At last! The movie is half over, and its plot is finally in
motion.

Everyone, including Beresford and Judd, seems to pay more
attention once Libby is paroled to a Seattle halfway house
run by Travis, another of Jones' tough-sumbitch characters.
Libby has played good girl to get out of jail, but now she's
determined to hunt down Nick, exact her revenge and reclaim
Matty. So we get one terrific sequence in which Libby and
Travis plunge off a ferry into Puget Sound shackled to a
vintage car, a decent dune buggy chase on the beach and a
pleasingly garish manhunt through the rain-soaked French
Quarter of New Orleans. A lithe physical presence in her
action scenes, Judd looks cute in her snug prison Levi's and
smashing in the size-2 Armani gown she steals to wear to a
swanky ball where she hopes to entrap Nick, now living a new
identity as a Big Easy society bachelor. But as much as I've
enjoyed her in such other films as "Kiss the Girls" and "The
Locusts," she just doesn't have the gravity or personal
magnetism to make Libby's anguish and rage seem real.

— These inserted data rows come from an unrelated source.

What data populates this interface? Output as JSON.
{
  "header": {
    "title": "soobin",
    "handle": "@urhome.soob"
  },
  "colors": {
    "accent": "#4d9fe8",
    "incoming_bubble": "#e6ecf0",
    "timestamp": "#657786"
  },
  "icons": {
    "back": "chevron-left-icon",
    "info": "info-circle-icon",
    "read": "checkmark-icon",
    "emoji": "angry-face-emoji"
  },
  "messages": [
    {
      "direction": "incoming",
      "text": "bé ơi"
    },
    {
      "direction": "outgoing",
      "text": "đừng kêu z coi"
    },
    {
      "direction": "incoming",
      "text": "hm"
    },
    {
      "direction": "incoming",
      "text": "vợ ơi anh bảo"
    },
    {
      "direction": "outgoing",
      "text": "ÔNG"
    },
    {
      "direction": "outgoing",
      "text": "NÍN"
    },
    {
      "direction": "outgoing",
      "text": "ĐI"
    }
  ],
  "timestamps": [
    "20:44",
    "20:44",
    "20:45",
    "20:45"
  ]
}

Greenwood -- a veteran of dozens of TV shows who played Dr.
Seth Griffin on "St. Elsewhere" -- is an even bigger ham as a
New Orleans creep than he was as a
Northwest creep, and damn near steals the whole movie. (I look forward to seeing him
play John F. Kennedy in the forthcoming "Thirteen Days.")
When Greenwood, Jones and Dave Hager (as a New Orleans cop) are all
in the movie, there's enough growly character-actor charisma
on screen to fuel a late-night fishing show. As for Jones,
actually a fine actor who is capable of much better than
this, I suppose nobody can blame him for taking roles he can
(and essentially does) perform in his sleep. Like Beresford,
he's making a good living without committing heinous crimes.
They're just another two talented guys drifting deeper and
deeper into mediocrity.


By Andrew O'Hehir

Andrew O'Hehir is executive editor of Salon.